The Pudden is an excitable person who has been known to go overboard head-first to hunt salmon. The Pudden is also VERY unreasonable about wildlife and would probably be extremely rude to any bear person, so she has to go on her long leash when there's lots of bears, as was the case in that last trip.

Crewman Hiccup is almost never on a leash, only that one time when we camped opposite the wolf den and the wolves were patrolling the edge of our gravel bar. mama was worried Crewman Hiccup would make a nice little wolf snack....

we travel the rivers of the Seward peninsula north of Nome: the Sinuk, the Kougaruk and Kusitrin, the Pilgrim, the Solomon and Casadepage, the Nuikluk...


----------



## Angelina (Aug 11, 2011)

Love, love, love! your story! When I worked up in Dry Bay we had all types of people rafting down the Alsak River...such wilderness! One does not understand total wilderness until they've camped in Alaska....

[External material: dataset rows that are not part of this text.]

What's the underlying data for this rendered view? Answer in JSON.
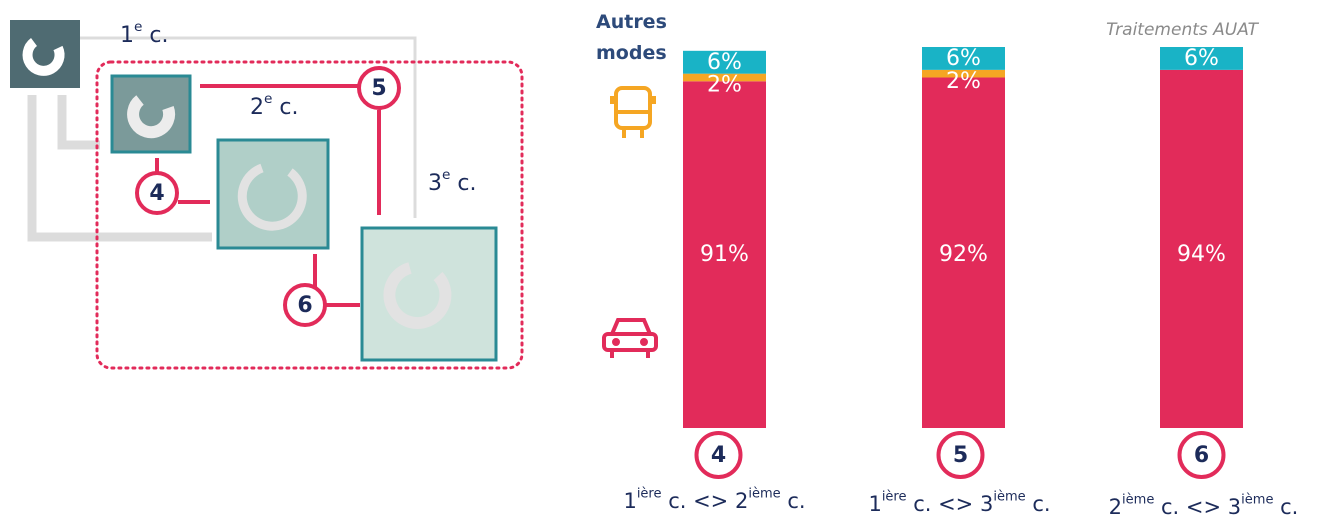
{
  "source": "Traitements AUAT",
  "diagram": {
    "rings": [
      [
        "1",
        "e",
        " c."
      ],
      [
        "2",
        "e",
        " c."
      ],
      [
        "3",
        "e",
        " c."
      ]
    ],
    "markers": [
      "4",
      "5",
      "6"
    ]
  },
  "chart_data": {
    "type": "stacked-bar",
    "category_numbers": [
      "4",
      "5",
      "6"
    ],
    "categories": [
      [
        "1",
        "ière",
        " c. <> 2",
        "ième",
        " c."
      ],
      [
        "1",
        "ière",
        " c. <> 3",
        "ième",
        " c."
      ],
      [
        "2",
        "ième",
        " c. <> 3",
        "ième",
        " c."
      ]
    ],
    "series": [
      {
        "color": "#e22b5a",
        "values": [
          91,
          92,
          94
        ],
        "value_labels": [
          "91%",
          "92%",
          "94%"
        ]
      },
      {
        "color": "#f5a623",
        "values": [
          2,
          2,
          null
        ],
        "value_labels": [
          "2%",
          "2%",
          null
        ]
      },
      {
        "name": "Autres modes",
        "color": "#19b3c6",
        "values": [
          6,
          6,
          6
        ],
        "value_labels": [
          "6%",
          "6%",
          "6%"
        ]
      }
    ]
  }
}
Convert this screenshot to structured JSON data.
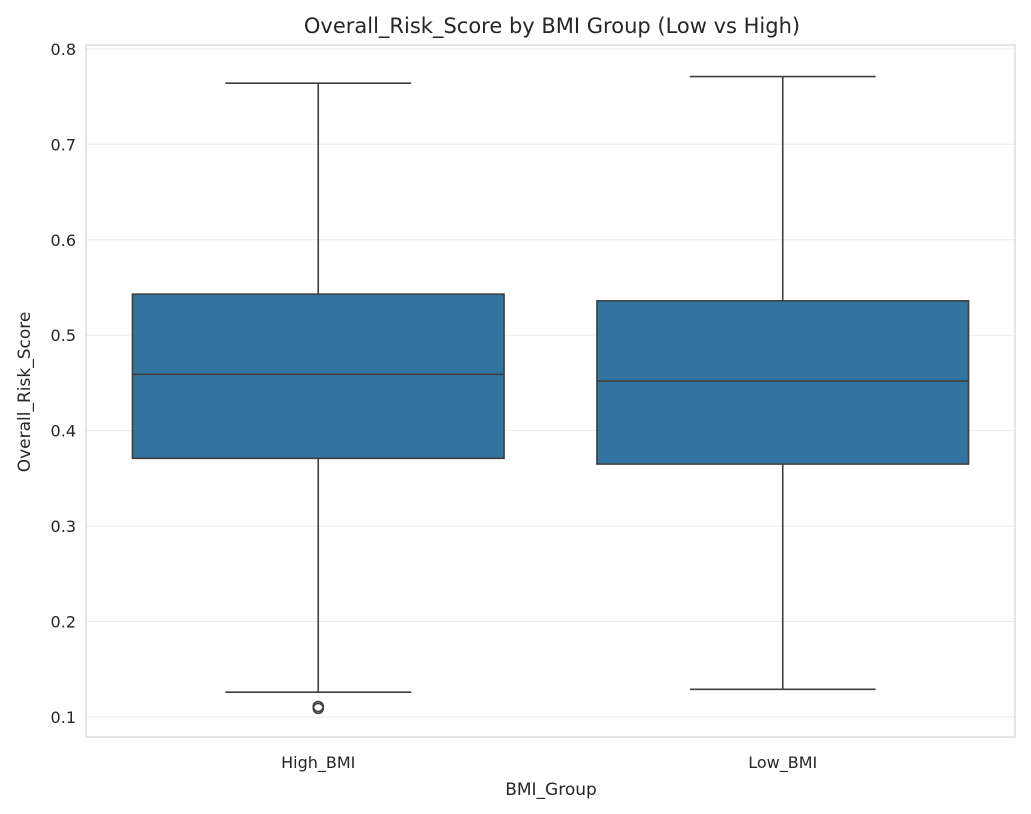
{
  "chart_data": {
    "type": "box",
    "title": "Overall_Risk_Score by BMI Group (Low vs High)",
    "xlabel": "BMI_Group",
    "ylabel": "Overall_Risk_Score",
    "ylim": [
      0.08,
      0.805
    ],
    "yticks": [
      "0.1",
      "0.2",
      "0.3",
      "0.4",
      "0.5",
      "0.6",
      "0.7",
      "0.8"
    ],
    "grid": true,
    "categories": [
      "High_BMI",
      "Low_BMI"
    ],
    "boxes": [
      {
        "category": "High_BMI",
        "whisker_low": 0.126,
        "q1": 0.371,
        "median": 0.459,
        "q3": 0.543,
        "whisker_high": 0.764,
        "outliers": [
          0.111,
          0.109
        ]
      },
      {
        "category": "Low_BMI",
        "whisker_low": 0.129,
        "q1": 0.365,
        "median": 0.452,
        "q3": 0.536,
        "whisker_high": 0.771,
        "outliers": []
      }
    ],
    "colors": {
      "box_fill": "#3274a1",
      "line": "#3f3f3f",
      "grid": "#ebebeb",
      "frame": "#cccccc"
    }
  }
}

You inspired me last year and so I wanted to make sure you see my update... Cannella and I are practicing our kayak skills and doing well. I had a late start but hope to hit the high lakes of the Sierras next summer and do some river, bay kayaking...no ocean kayaking for me. She loves it and I can haul her back in if she jumps out. Someone told me to tie her to my wrist so I may try that. Here is a pic and please do share more of your adventures as you have time: K


----------



## Pudden (Dec 28, 2008)

awesome! That's a cool kayak you two have. Maybe Cannella can sit in the empty seat up front and do her share in paddeling?


----------



## Angelina (Aug 11, 2011)

The only thing she is going to do is bring me her ballie, 24 hours a day if able but at least she can sniff it out of anywhere and place it where I tell her....

Eventually I'll make the front cozier for her but we have to start somewhere and it really is reserved for the person type of animal in my life!


----------



## goldensmum (Oct 23, 2007)

Wow, sounds like The Pudden and Hiccup had a great time. Beautiful pics thanks for sharing your lives with us


----------



## *Laura* (Dec 13, 2011)

Loved reading about your adventure. Great pictures of the entire crew


----------